A balance of serious and fun

At first, it was Corcoran who floated ideas for workplace activities, and Caravette who would execute them. There were family picnics, bowling tournaments — you name it — and each event went off without a hitch thanks to her expert-level planning and organization.

And then Caravette began pitching her own ideas. Corcoran, impressed, gave her the green light. Now R.J. O’Brien has been home to shuffleboard, ping pong and interoffice golf tournaments, Mario Kart and Wii Bowling competitions, and pizza parties, among other fun-filled activities.

“We do a lot of great things for the employees — we want them to enjoy spending time here,” Caravette says. “We work hard, and we play hard, too.”

As Caravette continued her work at R.J. O’Brien — where she not only plans activities but skillfully serves as a gatekeeper for Corcoran, ensuring only relevant meetings and inquiries require his attention — she also decided it was time to return to school. She enrolled at Northeastern Illinois University, where she majored in anthropology and interdisciplinary studies, earning her bachelor’s degree in 2012. The experience proved her mastery in juggling difficult tasks, but for Caravette, the journey was about much more than time management. For a woman who had always been adept at creating connections and digging deeper, the experience only heightened her sense that she was meant to make a difference at work and in the larger world.
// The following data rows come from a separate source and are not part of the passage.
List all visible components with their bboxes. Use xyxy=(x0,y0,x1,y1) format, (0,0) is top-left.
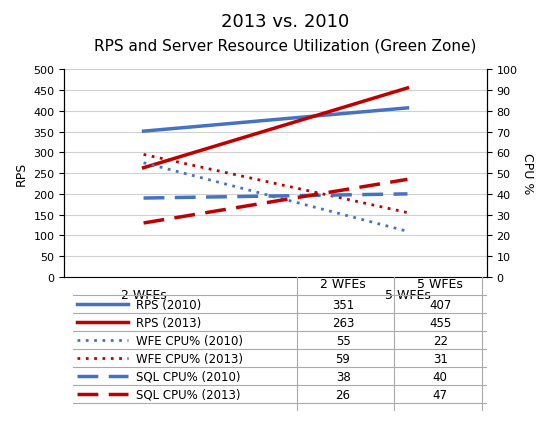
Text: 455: 455 xyxy=(429,316,451,329)
Text: 40: 40 xyxy=(433,370,447,383)
Text: SQL CPU% (2010): SQL CPU% (2010) xyxy=(136,370,240,383)
Text: RPS (2010): RPS (2010) xyxy=(136,298,201,311)
Text: 2 WFEs: 2 WFEs xyxy=(121,288,166,301)
Text: 407: 407 xyxy=(429,298,451,311)
Y-axis label: CPU %: CPU % xyxy=(521,153,534,194)
Text: 263: 263 xyxy=(332,316,354,329)
Text: RPS and Server Resource Utilization (Green Zone): RPS and Server Resource Utilization (Gre… xyxy=(94,38,477,53)
Text: WFE CPU% (2010): WFE CPU% (2010) xyxy=(136,334,243,347)
Text: 2013 vs. 2010: 2013 vs. 2010 xyxy=(221,13,350,31)
Text: 2 WFEs: 2 WFEs xyxy=(320,277,366,290)
Text: RPS (2013): RPS (2013) xyxy=(136,316,201,329)
Text: 5 WFEs: 5 WFEs xyxy=(384,288,430,301)
Text: 59: 59 xyxy=(335,352,350,365)
Text: 31: 31 xyxy=(433,352,447,365)
Text: WFE CPU% (2013): WFE CPU% (2013) xyxy=(136,352,243,365)
Text: 22: 22 xyxy=(433,334,447,347)
Text: 47: 47 xyxy=(433,388,447,401)
Text: 351: 351 xyxy=(332,298,354,311)
Text: 26: 26 xyxy=(335,388,351,401)
Text: 38: 38 xyxy=(335,370,350,383)
Text: SQL CPU% (2013): SQL CPU% (2013) xyxy=(136,388,240,401)
Text: 55: 55 xyxy=(335,334,350,347)
Text: 5 WFEs: 5 WFEs xyxy=(417,277,463,290)
Y-axis label: RPS: RPS xyxy=(15,161,28,186)
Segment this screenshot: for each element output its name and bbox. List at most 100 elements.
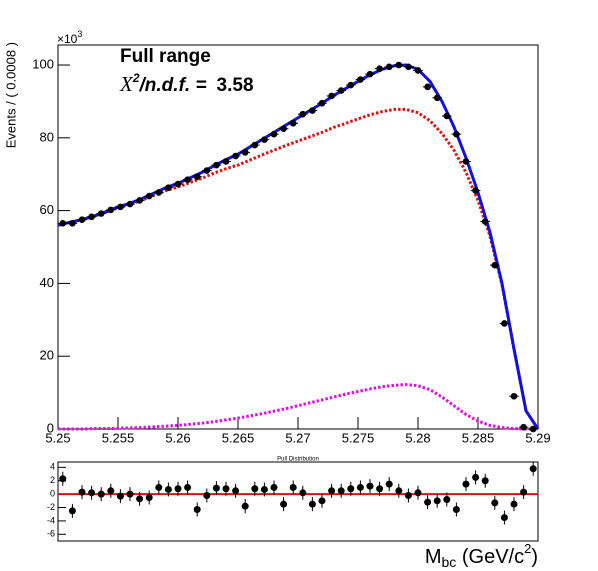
- data-point: [443, 112, 451, 120]
- data-point: [376, 65, 383, 72]
- data-point: [193, 173, 201, 181]
- pull-point: [299, 489, 307, 497]
- pull-y-tick-label: -2: [47, 502, 55, 512]
- pull-point: [481, 477, 489, 485]
- data-point: [424, 83, 431, 91]
- pull-point: [443, 495, 451, 503]
- pull-point: [222, 485, 230, 493]
- y-tick-label: 40: [40, 275, 54, 290]
- data-point: [337, 87, 345, 94]
- pull-point: [97, 490, 105, 498]
- chi2-rest: /n.d.f. =: [139, 75, 207, 96]
- data-point: [241, 149, 249, 156]
- data-point: [203, 167, 211, 174]
- x-tick-label: 5.255: [102, 430, 135, 445]
- pull-point: [251, 485, 259, 493]
- pull-y-tick-label: -6: [47, 529, 55, 539]
- pull-point: [472, 473, 480, 481]
- y-tick-label: 80: [40, 129, 54, 144]
- pull-y-tick-label: 0: [50, 489, 55, 499]
- x-label-unit: (GeV/c: [456, 546, 524, 568]
- chi2-sup: 2: [132, 71, 140, 85]
- data-point: [433, 94, 441, 102]
- dotted-curve: [58, 383, 538, 431]
- x-tick-label: 5.265: [222, 430, 255, 445]
- pull-point: [280, 500, 288, 508]
- pull-point: [68, 507, 76, 515]
- pull-point: [136, 495, 144, 503]
- x-axis-label: Mbc (GeV/c2): [425, 541, 538, 569]
- pull-point: [174, 485, 182, 493]
- pull-y-tick-label: 4: [50, 462, 55, 472]
- pull-point: [260, 485, 268, 493]
- pull-point: [164, 485, 172, 493]
- data-point: [414, 67, 422, 74]
- pull-point: [184, 483, 192, 491]
- y-axis-label: Events / ( 0.0008 ): [3, 42, 18, 148]
- pull-point: [510, 500, 518, 508]
- data-point: [510, 392, 518, 400]
- pull-y-tick-label: 2: [50, 475, 55, 485]
- data-point: [405, 63, 412, 71]
- x-tick-label: 5.29: [525, 430, 550, 445]
- pull-point: [59, 475, 67, 483]
- x-tick-label: 5.275: [342, 430, 375, 445]
- pull-point: [520, 488, 528, 496]
- data-point: [117, 203, 124, 211]
- data-point: [222, 158, 230, 165]
- x-label-sup: 2: [524, 541, 531, 556]
- chi2-symbol: X: [119, 72, 134, 96]
- pull-point: [289, 483, 297, 491]
- pull-point: [126, 490, 134, 498]
- pull-point: [232, 487, 240, 495]
- data-point: [501, 320, 508, 327]
- y-tick-label: 0: [47, 420, 54, 435]
- data-point: [289, 119, 297, 127]
- x-tick-label: 5.285: [462, 430, 495, 445]
- pull-point: [337, 487, 345, 495]
- data-point: [155, 189, 163, 196]
- pull-point: [328, 487, 336, 495]
- pull-point: [424, 498, 432, 506]
- x-tick-label: 5.28: [405, 430, 430, 445]
- pull-point: [308, 500, 316, 508]
- x-label-main: M: [425, 546, 442, 568]
- pull-point: [385, 480, 393, 488]
- pull-y-tick-label: -4: [47, 515, 55, 525]
- pull-point: [529, 465, 537, 473]
- x-label-end: ): [531, 546, 538, 568]
- pull-point: [395, 487, 403, 495]
- pull-point: [270, 483, 278, 491]
- pull-point: [212, 484, 220, 492]
- pull-point: [145, 493, 153, 501]
- chi2-label: X2/n.d.f. = 3.58: [119, 71, 254, 96]
- data-point: [136, 197, 143, 204]
- data-point: [299, 110, 307, 118]
- data-point: [69, 220, 76, 227]
- data-point: [529, 425, 537, 433]
- x-label-sub: bc: [442, 554, 457, 570]
- pull-point: [414, 489, 422, 497]
- pull-point: [155, 483, 163, 491]
- data-point: [88, 213, 95, 221]
- plot-frame: [57, 44, 539, 430]
- pull-point: [116, 492, 124, 500]
- data-point: [280, 125, 287, 133]
- pull-point: [404, 491, 412, 499]
- x-tick-label: 5.25: [45, 430, 70, 445]
- y-scale-power: 3: [77, 29, 82, 39]
- data-point: [309, 107, 316, 114]
- data-point: [78, 216, 86, 224]
- pull-point: [452, 506, 460, 514]
- data-point: [232, 152, 239, 160]
- data-point: [347, 81, 355, 89]
- pull-point: [318, 497, 326, 505]
- pull-point: [366, 482, 374, 490]
- data-point: [59, 220, 67, 227]
- pull-point: [356, 483, 364, 491]
- data-point: [385, 63, 393, 71]
- data-point: [453, 130, 460, 138]
- data-point: [251, 141, 259, 149]
- data-point: [174, 180, 182, 188]
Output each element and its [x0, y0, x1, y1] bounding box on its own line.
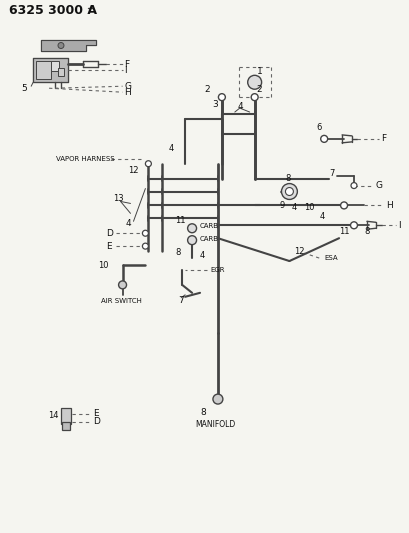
Text: 1: 1: [256, 67, 262, 76]
Text: D: D: [106, 229, 112, 238]
Text: E: E: [92, 409, 98, 418]
Text: 2: 2: [256, 85, 262, 94]
Text: ESA: ESA: [324, 255, 337, 261]
Text: I: I: [397, 221, 399, 230]
Text: EGR: EGR: [209, 267, 224, 273]
Text: G: G: [375, 181, 382, 190]
Text: 8: 8: [363, 227, 369, 236]
Polygon shape: [41, 39, 96, 52]
Bar: [61, 408, 71, 424]
Text: 7: 7: [178, 296, 184, 305]
Circle shape: [340, 202, 347, 209]
Text: 4: 4: [237, 102, 243, 110]
Text: 4: 4: [200, 251, 205, 260]
Text: G: G: [124, 82, 131, 91]
Circle shape: [285, 188, 293, 196]
Text: 9: 9: [279, 201, 284, 210]
Polygon shape: [33, 59, 68, 82]
Text: 14: 14: [48, 411, 58, 421]
Text: 4: 4: [291, 203, 296, 212]
Circle shape: [187, 236, 196, 245]
Text: 11: 11: [175, 216, 185, 225]
Text: 6325 3000 A: 6325 3000 A: [9, 4, 97, 17]
Bar: [58, 68, 64, 76]
Text: MANIFOLD: MANIFOLD: [195, 421, 235, 430]
Text: 13: 13: [112, 194, 123, 203]
Text: 12: 12: [128, 166, 139, 175]
Text: 4: 4: [125, 219, 131, 228]
Circle shape: [281, 183, 297, 199]
Text: AIR SWITCH: AIR SWITCH: [101, 298, 141, 304]
Text: 8: 8: [200, 408, 205, 416]
Circle shape: [251, 94, 258, 101]
Text: 11: 11: [338, 227, 349, 236]
Text: 5: 5: [21, 84, 27, 93]
Circle shape: [58, 43, 64, 49]
Text: E: E: [106, 241, 111, 251]
Circle shape: [142, 243, 148, 249]
Text: 10: 10: [303, 203, 314, 212]
Bar: [51, 61, 59, 71]
Circle shape: [218, 94, 225, 101]
Circle shape: [320, 135, 327, 142]
Text: 8: 8: [285, 174, 290, 183]
Text: CARB: CARB: [200, 236, 218, 242]
Text: 7: 7: [328, 169, 334, 178]
Text: 12: 12: [294, 247, 304, 256]
Text: D: D: [92, 417, 99, 426]
Circle shape: [350, 222, 357, 229]
Text: 4: 4: [319, 212, 324, 221]
Text: 4: 4: [168, 144, 173, 154]
Text: VAPOR HARNESS: VAPOR HARNESS: [56, 156, 115, 161]
Text: 3: 3: [211, 100, 217, 109]
Text: 10: 10: [97, 261, 108, 270]
Text: F: F: [124, 60, 129, 69]
Circle shape: [187, 224, 196, 233]
Text: H: H: [124, 88, 131, 96]
Circle shape: [247, 75, 261, 89]
Circle shape: [212, 394, 222, 404]
Text: 2: 2: [204, 85, 209, 94]
Text: F: F: [380, 134, 385, 143]
Circle shape: [118, 281, 126, 289]
Text: 6: 6: [315, 124, 321, 132]
Text: 8: 8: [175, 248, 180, 256]
Bar: [36, 61, 50, 79]
Circle shape: [142, 230, 148, 236]
Text: I: I: [124, 66, 127, 75]
Circle shape: [350, 183, 356, 189]
Circle shape: [145, 161, 151, 167]
Bar: [62, 422, 70, 430]
Text: H: H: [385, 201, 391, 210]
Text: CARB: CARB: [200, 223, 218, 229]
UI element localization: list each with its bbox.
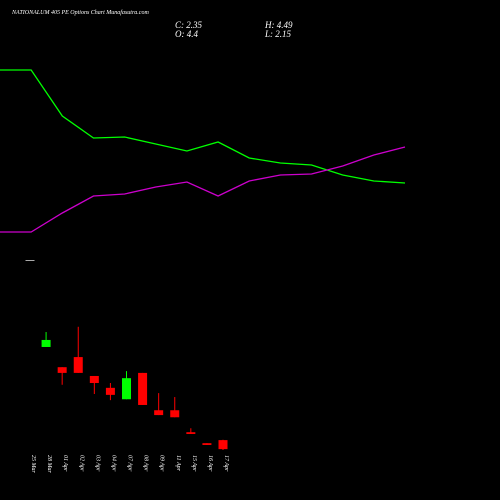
- candle-body: [105, 387, 115, 395]
- candle-body: [170, 410, 180, 418]
- x-tick-label: 17 Apr: [223, 455, 229, 472]
- chart-title: NATIONALUM 405 PE Options Chart Munafasu…: [11, 9, 149, 16]
- summary-label: H:: [264, 20, 275, 30]
- summary-item: L: 2.15: [264, 29, 292, 39]
- summary-item: O: 4.4: [175, 29, 199, 39]
- indicator-line: [0, 146, 406, 233]
- x-tick-label: 04 Apr: [110, 455, 117, 472]
- x-tick-label: 16 Apr: [207, 455, 213, 472]
- x-tick-label: 01 Apr: [62, 455, 68, 472]
- candle-body: [41, 339, 51, 347]
- candle-body: [73, 357, 83, 373]
- x-tick-label: 03 Apr: [94, 455, 100, 472]
- x-tick-label: 08 Apr: [143, 455, 149, 472]
- indicator-line: [0, 69, 406, 184]
- x-tick-label: 09 Apr: [159, 455, 165, 472]
- candle-body: [218, 440, 228, 450]
- x-tick-label: 25 Mar: [30, 455, 36, 473]
- summary-value: 2.35: [186, 20, 202, 30]
- summary-value: 4.4: [187, 29, 199, 39]
- candle-body: [186, 432, 196, 434]
- summary-label: C:: [175, 20, 184, 30]
- summary-item: C: 2.35: [175, 20, 203, 30]
- x-tick-label: 11 Apr: [175, 455, 181, 472]
- x-tick-label: 02 Apr: [78, 455, 84, 472]
- summary-label: L:: [264, 29, 273, 39]
- summary-label: O:: [175, 29, 185, 39]
- summary-item: H: 4.49: [264, 20, 293, 30]
- x-tick-label: 15 Apr: [191, 455, 197, 472]
- summary-value: 2.15: [275, 29, 291, 39]
- candle-body: [89, 375, 99, 384]
- candle-body: [138, 372, 148, 405]
- candle-body: [202, 443, 212, 445]
- candle-body: [154, 410, 164, 416]
- x-tick-label: 07 Apr: [127, 455, 133, 472]
- candle-body: [25, 260, 35, 261]
- candle-body: [57, 367, 67, 373]
- x-tick-label: 28 Mar: [46, 455, 52, 473]
- candle-body: [122, 378, 131, 400]
- summary-value: 4.49: [277, 20, 293, 30]
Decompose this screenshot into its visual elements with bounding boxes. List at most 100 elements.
“I could feel the squeaky wheels in my brain waking up to different aspects of life,” says Caravette, who also makes it her mission to travel to new places every year, even recently embarking on trips to the Iditarod in Alaska and to Pamplona to run with the bulls. “Studying all these different things helped me to become more involved in day-to-day life — everything just seemed so fresh and new and exciting. It helped me remember that this is an amazing world. It’s all about understanding people and where we come from and where we’re going. There are so many things left for us to discover.”

In a life that’s been chock full of lessons, Caravette says it’s the simplest one that resonates the loudest. It’s a mantra she’s carried with her, one that has made her such a lifeforce at R.J. O’Brien and in all of her various workplaces. And it’s something every EA should remember, she says.

“You will encounter a lot of people who are going through a lot of different things, and you may not even know that they are,” she says. “So you have to remember: always be kind.”